Definition of Partner in Bankruptcy Reorganization Plan Controls Subordination of Claims Not Definitions under State Law

By: Jason L. Gould
St. John's Law Student
American Bankruptcy Institute Law Review Staff

The Seventh Circuit, in In re Altheimer & Gray,[1] held that the meaning of “partner” in a bankruptcy proceeding would be determined in accordance with the terms of the plan of reorganization, not state partnership law.[2] Altheimer & Gray filed for bankruptcy in 2003.[3] According to his contract, Mark Berens was a “Non-Unit Partner,”[4] meaning he possessed no interest in the firm’s profit-share and held no voting power, unlike the “Unit Partners.”[5] Altheimer & Gray’s reorganization plan subordinated the claims of both “Non-Unit Partners” and “Unit Partners” to those of its other creditors.[6] Berens argued that he was not a partner under the statutory definition of Illinois’ Uniform Partnership Act, and therefore, should not have his $300,000 claim subordinated.[7] Without looking to state law, the court relied on 11 U.S.C. § 1141(a), which states, “the provisions of a confirmed plan bind the debtor [and any other such entity under the plan] . . . whether or not the claim . . . is impaired under the plan.”[8]

The Seventh Circuit held that the plan’s definition of partner determined whether Berens’ claim would be subordinated.[9] Since the plan specifically used the firm’s language of “Unit Partners” and “Non-Unit Partners,” the court found it proper to classify Berens under these terms as well, subordinating his claims to other creditors.[10]  As the court stated, “[n]o rule of bankruptcy law (or any other law) requires a plan of reorganization to define terms in the same way as any particular statute.”[11] Furthermore, the court was not persuaded by Berens’ argument that he should not be classified as a “Non-Unit Partner,” because he labeled himself as one in his claim.[12]

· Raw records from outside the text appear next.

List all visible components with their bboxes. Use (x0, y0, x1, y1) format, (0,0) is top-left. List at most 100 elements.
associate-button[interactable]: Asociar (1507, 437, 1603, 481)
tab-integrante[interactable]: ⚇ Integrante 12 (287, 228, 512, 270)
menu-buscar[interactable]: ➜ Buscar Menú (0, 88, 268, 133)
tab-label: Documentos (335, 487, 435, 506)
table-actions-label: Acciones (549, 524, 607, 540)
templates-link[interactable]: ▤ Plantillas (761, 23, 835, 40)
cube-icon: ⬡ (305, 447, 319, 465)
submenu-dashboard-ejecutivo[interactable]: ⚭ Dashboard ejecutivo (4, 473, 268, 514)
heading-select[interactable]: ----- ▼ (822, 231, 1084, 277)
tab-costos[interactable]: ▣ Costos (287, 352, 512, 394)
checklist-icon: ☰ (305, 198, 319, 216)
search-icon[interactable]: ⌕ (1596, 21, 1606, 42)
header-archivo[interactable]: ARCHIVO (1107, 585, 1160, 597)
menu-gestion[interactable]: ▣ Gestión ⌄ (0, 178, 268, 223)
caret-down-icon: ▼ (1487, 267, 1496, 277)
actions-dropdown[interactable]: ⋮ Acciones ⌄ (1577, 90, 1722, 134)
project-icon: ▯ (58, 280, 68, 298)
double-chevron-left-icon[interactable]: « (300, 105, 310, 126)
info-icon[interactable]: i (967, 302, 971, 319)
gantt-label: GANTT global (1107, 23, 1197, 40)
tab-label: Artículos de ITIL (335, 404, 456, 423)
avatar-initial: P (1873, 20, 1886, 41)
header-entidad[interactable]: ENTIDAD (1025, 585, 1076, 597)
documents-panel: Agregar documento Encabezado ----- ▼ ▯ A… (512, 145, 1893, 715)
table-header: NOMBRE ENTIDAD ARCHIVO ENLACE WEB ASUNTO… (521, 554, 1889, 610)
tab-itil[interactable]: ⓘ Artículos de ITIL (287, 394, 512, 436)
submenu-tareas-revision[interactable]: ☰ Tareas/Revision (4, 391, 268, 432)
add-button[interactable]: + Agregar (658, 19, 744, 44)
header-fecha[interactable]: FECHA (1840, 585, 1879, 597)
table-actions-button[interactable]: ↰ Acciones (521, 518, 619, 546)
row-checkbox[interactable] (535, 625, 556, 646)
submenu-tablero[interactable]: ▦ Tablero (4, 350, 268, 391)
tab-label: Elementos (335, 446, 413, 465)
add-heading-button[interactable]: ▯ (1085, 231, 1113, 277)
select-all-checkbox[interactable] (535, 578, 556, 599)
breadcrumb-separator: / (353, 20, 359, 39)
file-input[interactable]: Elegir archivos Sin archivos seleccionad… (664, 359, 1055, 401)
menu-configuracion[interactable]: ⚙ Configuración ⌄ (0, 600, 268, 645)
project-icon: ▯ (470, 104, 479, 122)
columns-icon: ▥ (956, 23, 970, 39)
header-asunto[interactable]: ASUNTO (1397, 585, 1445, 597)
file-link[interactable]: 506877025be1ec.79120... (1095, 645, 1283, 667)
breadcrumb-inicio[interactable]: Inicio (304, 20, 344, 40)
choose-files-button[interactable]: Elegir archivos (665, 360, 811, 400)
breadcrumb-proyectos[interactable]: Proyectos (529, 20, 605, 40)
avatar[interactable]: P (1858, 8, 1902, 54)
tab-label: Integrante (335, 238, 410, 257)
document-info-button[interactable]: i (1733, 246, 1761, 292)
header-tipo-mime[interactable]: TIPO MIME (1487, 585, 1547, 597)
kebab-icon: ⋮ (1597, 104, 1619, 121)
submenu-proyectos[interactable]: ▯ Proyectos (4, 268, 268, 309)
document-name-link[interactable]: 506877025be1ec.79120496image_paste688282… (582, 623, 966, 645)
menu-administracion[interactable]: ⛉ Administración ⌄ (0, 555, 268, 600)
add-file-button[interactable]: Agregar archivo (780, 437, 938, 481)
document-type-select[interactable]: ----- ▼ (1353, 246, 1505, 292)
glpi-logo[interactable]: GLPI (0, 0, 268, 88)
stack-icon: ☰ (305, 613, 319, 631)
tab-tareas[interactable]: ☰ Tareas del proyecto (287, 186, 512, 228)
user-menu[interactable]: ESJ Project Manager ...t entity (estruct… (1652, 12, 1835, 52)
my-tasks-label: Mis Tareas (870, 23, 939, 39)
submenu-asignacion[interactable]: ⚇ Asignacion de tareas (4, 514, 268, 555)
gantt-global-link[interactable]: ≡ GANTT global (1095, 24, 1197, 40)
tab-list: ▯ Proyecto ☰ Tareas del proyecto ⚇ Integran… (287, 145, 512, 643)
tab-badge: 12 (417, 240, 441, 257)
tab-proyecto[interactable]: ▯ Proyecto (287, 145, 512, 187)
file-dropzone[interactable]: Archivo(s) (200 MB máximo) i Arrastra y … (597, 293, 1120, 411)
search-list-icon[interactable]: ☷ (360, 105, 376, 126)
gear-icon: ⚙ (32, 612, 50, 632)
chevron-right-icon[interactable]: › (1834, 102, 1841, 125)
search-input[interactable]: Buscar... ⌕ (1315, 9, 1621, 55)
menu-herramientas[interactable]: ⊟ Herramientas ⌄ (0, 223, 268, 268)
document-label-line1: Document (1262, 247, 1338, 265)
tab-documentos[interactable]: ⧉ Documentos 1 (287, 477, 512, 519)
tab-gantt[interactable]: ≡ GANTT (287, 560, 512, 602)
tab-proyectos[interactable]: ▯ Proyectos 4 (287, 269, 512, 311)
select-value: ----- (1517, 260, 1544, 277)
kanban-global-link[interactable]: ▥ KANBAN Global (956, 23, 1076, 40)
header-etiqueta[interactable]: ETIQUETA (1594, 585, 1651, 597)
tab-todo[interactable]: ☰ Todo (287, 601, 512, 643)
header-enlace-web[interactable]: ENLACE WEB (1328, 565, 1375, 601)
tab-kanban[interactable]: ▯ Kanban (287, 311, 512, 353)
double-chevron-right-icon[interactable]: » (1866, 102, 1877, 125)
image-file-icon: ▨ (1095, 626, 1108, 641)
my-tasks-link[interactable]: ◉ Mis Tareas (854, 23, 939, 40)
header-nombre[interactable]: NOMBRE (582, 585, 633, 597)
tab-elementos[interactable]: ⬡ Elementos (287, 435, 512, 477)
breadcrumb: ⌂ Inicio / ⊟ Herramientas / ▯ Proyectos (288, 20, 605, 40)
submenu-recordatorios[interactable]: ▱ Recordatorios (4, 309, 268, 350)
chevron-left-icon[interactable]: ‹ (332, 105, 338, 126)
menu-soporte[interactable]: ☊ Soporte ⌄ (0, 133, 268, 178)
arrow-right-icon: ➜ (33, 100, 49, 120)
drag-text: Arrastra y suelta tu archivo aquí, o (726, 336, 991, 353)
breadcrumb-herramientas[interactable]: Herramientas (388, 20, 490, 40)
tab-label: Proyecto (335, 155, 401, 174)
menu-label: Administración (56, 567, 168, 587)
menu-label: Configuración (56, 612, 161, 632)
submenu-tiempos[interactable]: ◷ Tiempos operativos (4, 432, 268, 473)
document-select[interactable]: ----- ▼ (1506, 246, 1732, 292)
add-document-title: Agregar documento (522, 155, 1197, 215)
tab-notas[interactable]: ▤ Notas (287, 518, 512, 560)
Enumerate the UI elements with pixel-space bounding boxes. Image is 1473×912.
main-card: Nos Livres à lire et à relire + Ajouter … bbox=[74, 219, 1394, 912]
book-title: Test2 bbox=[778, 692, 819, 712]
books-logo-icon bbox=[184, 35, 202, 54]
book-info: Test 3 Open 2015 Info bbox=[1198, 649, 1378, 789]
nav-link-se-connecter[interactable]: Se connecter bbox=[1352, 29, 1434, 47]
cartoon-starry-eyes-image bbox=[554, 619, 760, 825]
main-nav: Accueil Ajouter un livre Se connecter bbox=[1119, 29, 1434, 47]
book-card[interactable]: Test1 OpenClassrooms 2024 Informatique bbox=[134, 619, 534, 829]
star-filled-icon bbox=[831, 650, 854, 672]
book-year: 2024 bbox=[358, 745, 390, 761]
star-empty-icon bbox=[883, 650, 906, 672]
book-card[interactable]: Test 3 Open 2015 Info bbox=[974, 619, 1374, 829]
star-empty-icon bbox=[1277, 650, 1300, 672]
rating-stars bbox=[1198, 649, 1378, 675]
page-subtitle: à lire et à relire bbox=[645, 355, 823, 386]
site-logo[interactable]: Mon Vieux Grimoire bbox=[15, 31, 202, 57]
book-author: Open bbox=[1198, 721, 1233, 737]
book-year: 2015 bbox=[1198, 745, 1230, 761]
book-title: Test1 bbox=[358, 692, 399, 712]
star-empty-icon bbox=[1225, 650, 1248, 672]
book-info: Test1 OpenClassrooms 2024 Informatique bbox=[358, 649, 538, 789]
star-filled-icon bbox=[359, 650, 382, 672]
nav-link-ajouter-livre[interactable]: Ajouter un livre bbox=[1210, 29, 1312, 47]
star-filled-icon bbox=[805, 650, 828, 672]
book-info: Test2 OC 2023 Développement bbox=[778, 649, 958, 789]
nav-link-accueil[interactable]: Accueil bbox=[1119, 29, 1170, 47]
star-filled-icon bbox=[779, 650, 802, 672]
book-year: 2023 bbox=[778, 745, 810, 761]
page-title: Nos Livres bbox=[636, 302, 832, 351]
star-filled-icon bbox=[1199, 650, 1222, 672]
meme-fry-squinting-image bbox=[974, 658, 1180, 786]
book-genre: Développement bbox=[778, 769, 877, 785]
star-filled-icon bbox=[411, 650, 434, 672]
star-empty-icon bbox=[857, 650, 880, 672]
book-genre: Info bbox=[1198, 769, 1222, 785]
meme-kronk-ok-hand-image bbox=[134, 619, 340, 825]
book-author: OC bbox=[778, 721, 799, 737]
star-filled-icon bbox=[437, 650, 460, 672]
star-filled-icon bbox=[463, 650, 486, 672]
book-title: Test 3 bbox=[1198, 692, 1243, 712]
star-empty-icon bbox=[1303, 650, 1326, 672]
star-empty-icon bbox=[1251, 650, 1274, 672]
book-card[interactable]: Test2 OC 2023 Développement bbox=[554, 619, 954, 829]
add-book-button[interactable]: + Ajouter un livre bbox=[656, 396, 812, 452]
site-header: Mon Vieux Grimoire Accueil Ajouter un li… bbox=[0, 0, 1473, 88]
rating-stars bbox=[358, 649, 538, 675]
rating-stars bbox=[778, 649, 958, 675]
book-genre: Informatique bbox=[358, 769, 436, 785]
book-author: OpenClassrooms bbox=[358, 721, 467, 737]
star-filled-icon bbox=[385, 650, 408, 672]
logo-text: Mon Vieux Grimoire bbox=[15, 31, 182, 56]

Generally, partners’ claims in bankruptcy are subordinated to those of other creditors.[13]  The issue of whether a partner who is akin to a salaried employee should be considered a partner for bankruptcy proceedings due to his title as partner has not previously arisen. But various courts have held that a person who represents himself to be a partner may be held liable as such under partnership by estoppel.[14] Notwithstanding state-law issues, however, in bankruptcy, the plan of reorganization will control the duties to creditors, not definitions under state law.[15]

This decision means that parties must be exceedingly careful in defining who qualifies as partner when creating a plan of reorganization.  Even if an individual does not receive the benefits of partner, if that person is listed as one in the plan of reorganization then that individual’s claims will be subordinated to those of other creditors, if the plan so provides.

 


[1] 601 F.3d 740, 742 (7th Cir. 2010).

[2] Id. at 743.

[3] Id. at 741.

[4] Id. at 742.

[5] Id.

[6] Id.

[7] Id. at 741.

[8] 11 U.S.C. § 1141(a) (2010).

[9] In re Altheimer & Gray, 601 F.3d at 742.

[10] Id.

[11] Id.

[12] Id.

[13] See Collier on Bankruptcy, ¶ 747.01 (Alan N. Resnick et. al. eds., 16th ed. 2009), available at LEXIS, 6-747 Collier on Bankruptcy P 747.01 (describing the general order in which claims are paid).

[14] See In re McBee, 714 F.2d 1316, 1324–25 (5th Cir. 1983) (assessing if partnership by estoppel applied to bank’s misleading filing); Gosselin v. Webb, 242 F.3d 412, 417–18 (1st Cir. 2001) (holding a genuine issue of material fact existed under state partnership by estoppel laws); In re Ross, 173 B.R. 937, 941 n.1 (Bankr. D. Wash. 1994) (deciding whether to apply state partnership by estoppel laws in a bankruptcy proceeding).

[15] In re Altheimer & Gray, 601 F.3d at 742.